Tampa Ship Repair & Dry Dock Co. v. Young

SHIVERS, Judge,

dissenting.

I respectfully dissent and would affirm the order of the deputy commissioner finding claimant’s accident compensable.

Our Supreme Court, speaking through Justice Adkins in Eady v. Medical Personnel Pool, 377 So.2d 693 (Fla.1979), clarified the going and coming rule. It does not apply to employees on special missions or errands for the employer. Although there is no general on call exception to the going and coming rule, special errands often arise in the context of calls from the employer. The Eady case discusses favorably, and at some length, the analysis of Professor Arthur Larson, author of The Law of Workmen's Compensation, on this subject.

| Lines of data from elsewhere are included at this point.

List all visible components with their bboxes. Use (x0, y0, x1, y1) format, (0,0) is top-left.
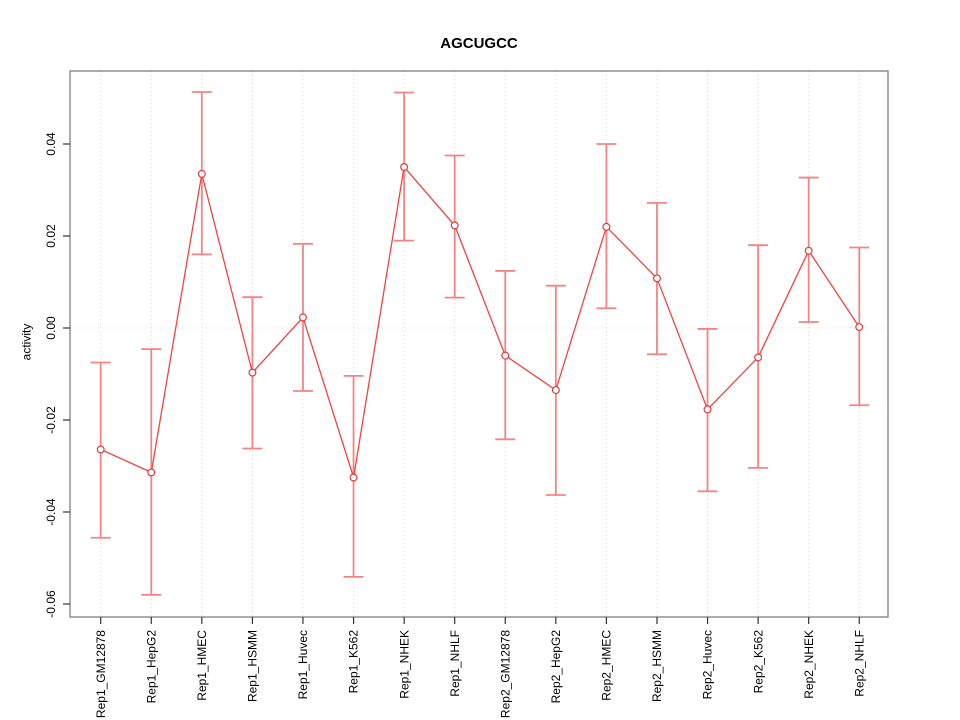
y-tick-label: -0.04 (44, 498, 58, 526)
data-point (147, 468, 156, 477)
x-tick-label: Rep2_HMEC (600, 630, 614, 701)
x-tick-label: Rep1_NHLF (448, 630, 462, 697)
data-point (450, 221, 459, 230)
x-tick-label: Rep2_HepG2 (549, 630, 563, 704)
data-point (652, 274, 661, 283)
data-point (248, 368, 257, 377)
data-point (349, 473, 358, 482)
data-point (703, 405, 712, 414)
y-tick-label: 0.02 (44, 224, 58, 248)
data-point (754, 353, 763, 362)
x-tick-label: Rep1_Huvec (296, 630, 310, 699)
chart-title: AGCUGCC (440, 35, 518, 52)
x-tick-label: Rep1_HepG2 (144, 630, 158, 704)
x-tick-label: Rep2_K562 (751, 630, 765, 694)
y-tick-label: -0.06 (44, 590, 58, 618)
data-point (197, 169, 206, 178)
x-tick-label: Rep1_HMEC (195, 630, 209, 701)
x-tick-label: Rep2_HSMM (650, 630, 664, 702)
x-tick-label: Rep2_NHLF (852, 630, 866, 697)
data-point (298, 313, 307, 322)
data-point (602, 222, 611, 231)
x-tick-label: Rep2_NHEK (802, 630, 816, 699)
x-tick-label: Rep1_K562 (347, 630, 361, 694)
data-point (96, 445, 105, 454)
y-tick-label: 0.00 (44, 316, 58, 340)
x-tick-label: Rep1_GM12878 (94, 630, 108, 718)
x-tick-label: Rep1_HSMM (246, 630, 260, 702)
series-line (100, 165, 860, 478)
x-tick-label: Rep2_GM12878 (498, 630, 512, 718)
x-tick-label: Rep2_Huvec (701, 630, 715, 699)
x-tick-label: Rep1_NHEK (397, 630, 411, 699)
plot-frame (69, 70, 889, 618)
data-point (855, 323, 864, 332)
data-point (804, 246, 813, 255)
data-point (501, 351, 510, 360)
data-point (551, 386, 560, 395)
y-tick-label: -0.02 (44, 406, 58, 434)
y-tick-label: 0.04 (44, 132, 58, 156)
data-point (400, 163, 409, 172)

One special circumstance present in the case at bar is that the overtime work which the employer asked the employee to perform required the claimant to drive to work at a particularly hazardous time, i.e., in the middle of the night. Encountering drag racers, as happened here, is the type of hazard which would more commonly be encountered at 3:00 A.M. than at claimant’s regular time of going to work. Professor Larson states that if overtime work is extended so far into the night as to transform a journey into a substantially more inconvenient or hazardous trip, a case may be made for invoking the special errand rule. *7081 Larson’s Workmen’s Compensation Law, § 16.12. Larson cites an Oklahoma case which is factually close to the case sub judice. In Thurston Chemical Co. v. Casteel, 285 P.2d 403 (Okl.1955), a worker who normally started to work at 8:00 A.M. was directed by his employer to appear at 4:00 A.M., and the Oklahoma Court awarded compensation. Larson approved, stating the award was proper due to the onerousness of the trip.

Here, at the end of his regular shift, claimant was instructed to come to work at 4:30 A.M., three hours earlier than the beginning of his regular work day. Based on the suddenness of the assignment and the onerousness of the trip outside his usual and regular working hours, it appears claimant’s journey should be considered as part of the service he was rendering to his employer, thus placing his injury under the special errand exception to the going and coming rule.